Coke sube a trompicones detrás de todos ellos y cuando por fin enfila, resollando, la curva de la escalera que da a la galería, suplica con cara de desconcierto y con las manos vueltas hacia arriba:
—Hala, Ja-ney…
Su mujer y sus hijos entran en la madriguera subvencionada correspondiente y Coke pasa por delante de mí a trompicones justo a tiempo de que le den con la puerta en toda la jeta. Se queda ahí plantado un par de segundos, con el perfil de un espantapájaros embobado, y luego se dirige a mí, perplejo y desconcertado.
—Coke.
—Simon…
No me apetece volver a entrar y oír a mi madre y a mie sorelle lloriqueando a lo tonto por el prófugo hijo de puta, y parece que a Coke lo han Scotland Yard[8] de su casa. No llevo fuera más que un año, pero en ese tiempo la transformación de la pequeña Maria ha sido de las que cortan el resuello. Necesito más información para mis archivos.
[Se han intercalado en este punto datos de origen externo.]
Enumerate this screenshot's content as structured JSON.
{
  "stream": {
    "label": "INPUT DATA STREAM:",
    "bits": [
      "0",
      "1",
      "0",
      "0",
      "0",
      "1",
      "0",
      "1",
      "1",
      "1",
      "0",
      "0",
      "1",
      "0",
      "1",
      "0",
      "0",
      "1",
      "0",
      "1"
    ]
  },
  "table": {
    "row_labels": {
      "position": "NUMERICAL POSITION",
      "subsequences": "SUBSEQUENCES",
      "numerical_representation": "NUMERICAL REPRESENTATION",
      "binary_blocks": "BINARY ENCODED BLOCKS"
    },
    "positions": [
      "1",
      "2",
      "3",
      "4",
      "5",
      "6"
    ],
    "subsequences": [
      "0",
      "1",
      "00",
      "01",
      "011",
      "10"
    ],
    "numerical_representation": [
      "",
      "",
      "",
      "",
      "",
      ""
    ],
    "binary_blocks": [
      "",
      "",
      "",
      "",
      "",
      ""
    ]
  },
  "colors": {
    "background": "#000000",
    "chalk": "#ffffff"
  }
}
—¿Hace una pinta? ¡Es mi cumpleaños!
La perspectiva de más priva templa brevemente los ánimos del borrachín de Coke:
—Ando un poco corto…
Lo pienso un instante. ¿Qué saco yo con todo esto? Una posible introducción vía paterna en el patrimonio familiar y la oportunidad de cortejar a la deliciosa Maria. Es una inversión, así que el viejo Baxter tendrá que esperar un poquitín para cobrar el dinero del alquiler. Además, mi amiguete pelirrojo, que tiene empleo remunerado y está harto de conflictos familiares Chez Renton, se viene a vivir conmigo. Bueno, pues este mes Rents va a hacer de rent boy[9].
—Esta ronda la pago yo, amigo. ¡Invita el homenajeado!